“I Broke Free On A Saturday Morning…”
Over at Fuel/Friends, Heather has a new track from the upcoming CD by The Mountain Goats, news that can only be described as “freakin’ sweet.” John Darnielle is an amazing songwriter and The Sunset Tree is one of the definitive albums of this decade, which features This Year.
Putting aside the fact that Darnielle is a worse haircut away from winning a Rod Blagojevich lookalike contest, this is one of the greatest teen angst songs ever recorded, so much so that even at 40 it pulls at me. A great crooner can set a mood with the opening notes. You immediately know whether he’s in or out of love. There’s no way Darnielle’s voice will ever be confused with Chris Isaak’s, but his edgy, desperate tone still tells you everything you need to know about him as soon as he opens his mouth.
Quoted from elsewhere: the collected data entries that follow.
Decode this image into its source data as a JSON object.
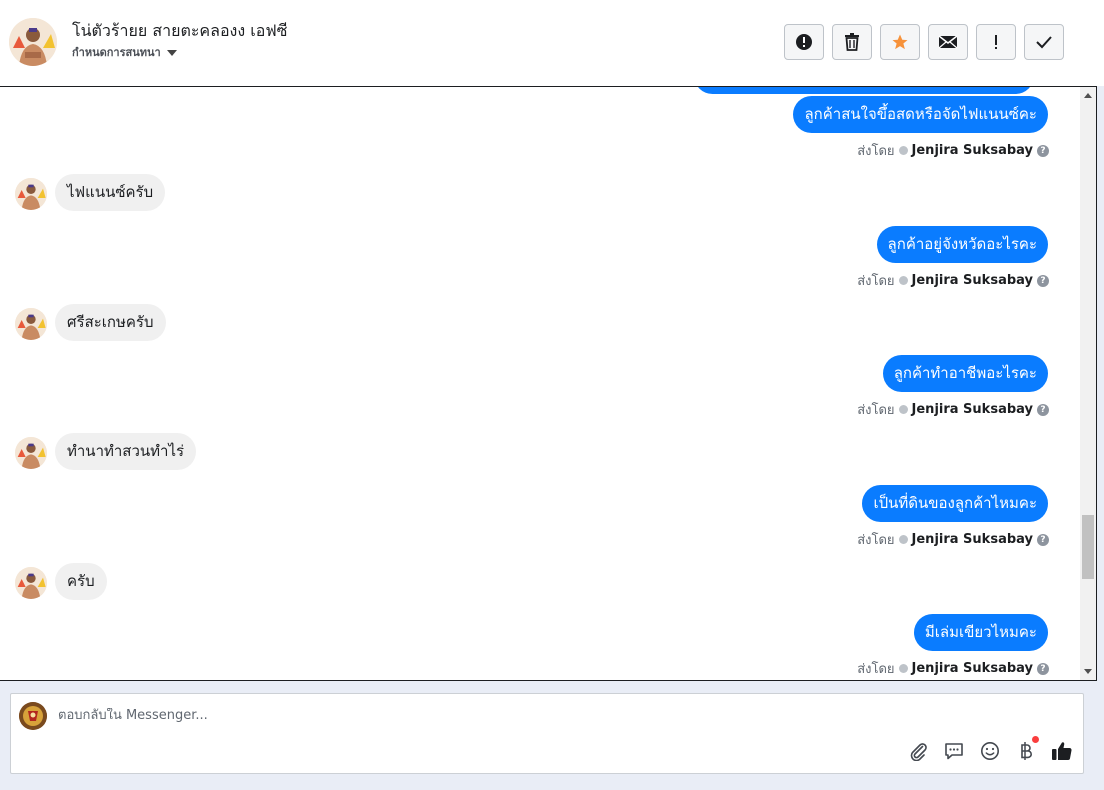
{
  "header": {
    "title": "โน่ตัวร้ายย สายตะคลองง เอฟซี",
    "subtitle": "กำหนดการสนทนา"
  },
  "toolbar": {
    "buttons": [
      {
        "name": "report-spam-button",
        "icon": "exclamation-circle-icon"
      },
      {
        "name": "delete-button",
        "icon": "trash-icon"
      },
      {
        "name": "star-button",
        "icon": "star-icon",
        "color": "#f7923a"
      },
      {
        "name": "mark-unread-button",
        "icon": "envelope-icon"
      },
      {
        "name": "follow-up-button",
        "icon": "exclamation-icon"
      },
      {
        "name": "mark-done-button",
        "icon": "check-icon"
      }
    ]
  },
  "messages": [
    {
      "dir": "out",
      "text": "ลูกค้าสนใจขึ้อสดหรือจัดไฟแนนซ์คะ",
      "sent_by_label": "ส่งโดย",
      "sender": "Jenjira Suksabay"
    },
    {
      "dir": "in",
      "text": "ไฟแนนซ์ครับ"
    },
    {
      "dir": "out",
      "text": "ลูกค้าอยู่จังหวัดอะไรคะ",
      "sent_by_label": "ส่งโดย",
      "sender": "Jenjira Suksabay"
    },
    {
      "dir": "in",
      "text": "ศรีสะเกษครับ"
    },
    {
      "dir": "out",
      "text": "ลูกค้าทำอาชีพอะไรคะ",
      "sent_by_label": "ส่งโดย",
      "sender": "Jenjira Suksabay"
    },
    {
      "dir": "in",
      "text": "ทำนาทำสวนทำไร่"
    },
    {
      "dir": "out",
      "text": "เป็นที่ดินของลูกค้าไหมคะ",
      "sent_by_label": "ส่งโดย",
      "sender": "Jenjira Suksabay"
    },
    {
      "dir": "in",
      "text": "ครับ"
    },
    {
      "dir": "out",
      "text": "มีเล่มเขียวไหมคะ",
      "sent_by_label": "ส่งโดย",
      "sender": "Jenjira Suksabay"
    }
  ],
  "composer": {
    "placeholder": "ตอบกลับใน Messenger..."
  },
  "colors": {
    "accent": "#0a7cff",
    "incoming_bubble": "#f0f0f0"
  }
}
I broke free on a Saturday morning
I put the pedal to the floor
Headed north on Mills Avenue,
And listened to the engine roar
My broken house behind me and good things ahead
A girl named Cathy wants a little of my time
Six cylinders underneath the hood crashing and kicking
Ahhh listen to the engine whine
That could easily have been penned by Bruce Springsteen circa 1975. But Darnielle isn’t shooting for one last chance to make it real. And Cathy isn’t Wendy or Mary; she doesn’t have guys screaming her name at night in the street. She’s as alone and screwed up as he is. And it’s all summed up in the singular line of the chorus.
I am going to make it through this year if it kills me.
We use that phrase so often that its meaning has been stripped. “I’m going to finish this project/run that extra mile/eat that giant plate of nachos if it kills me” (that last one just might work). But there’s no doubt that Darnielle is deadly serious about it. One more year, then I graduate and I can get out of this house (a lesser talent would have over-emphasized the stepfather), and this shithole town. And when that happen, “there will be feasting and dancing in Jerusalem.”
For all the intensity of the performance, what stands out is how the song never breaks out. In the hands of lesser talents, the drums would kick in and electrics would replace the acoustics. There’s also the chord progression. Each line in the verse and chorus with an A chord, rises to the E (the V, which is supposed to provide resolution), and drops back to the A at the end of the line. And in the chorus, he suspends the E chord, replacing the G# with an A. It may seem like a small detail, but it’s those subliminal touches that make Darnielle stand out among his peers. The beauty of This Year is that, no matter where the lyric goes, the music keeps bringing Darnielle back, trapping him in his hellish existence. You don’t know if he will make it, but you’re rooting for him.
And yes, that is the song Craig Finn paid tribute to it at the end of Girls Like Status.
It was song number three on John’s last CD
Gonna make it through this year if it kills me
And it almost killed me


I never caught that Hold Steady reference. Rad, rad. That song slays me too.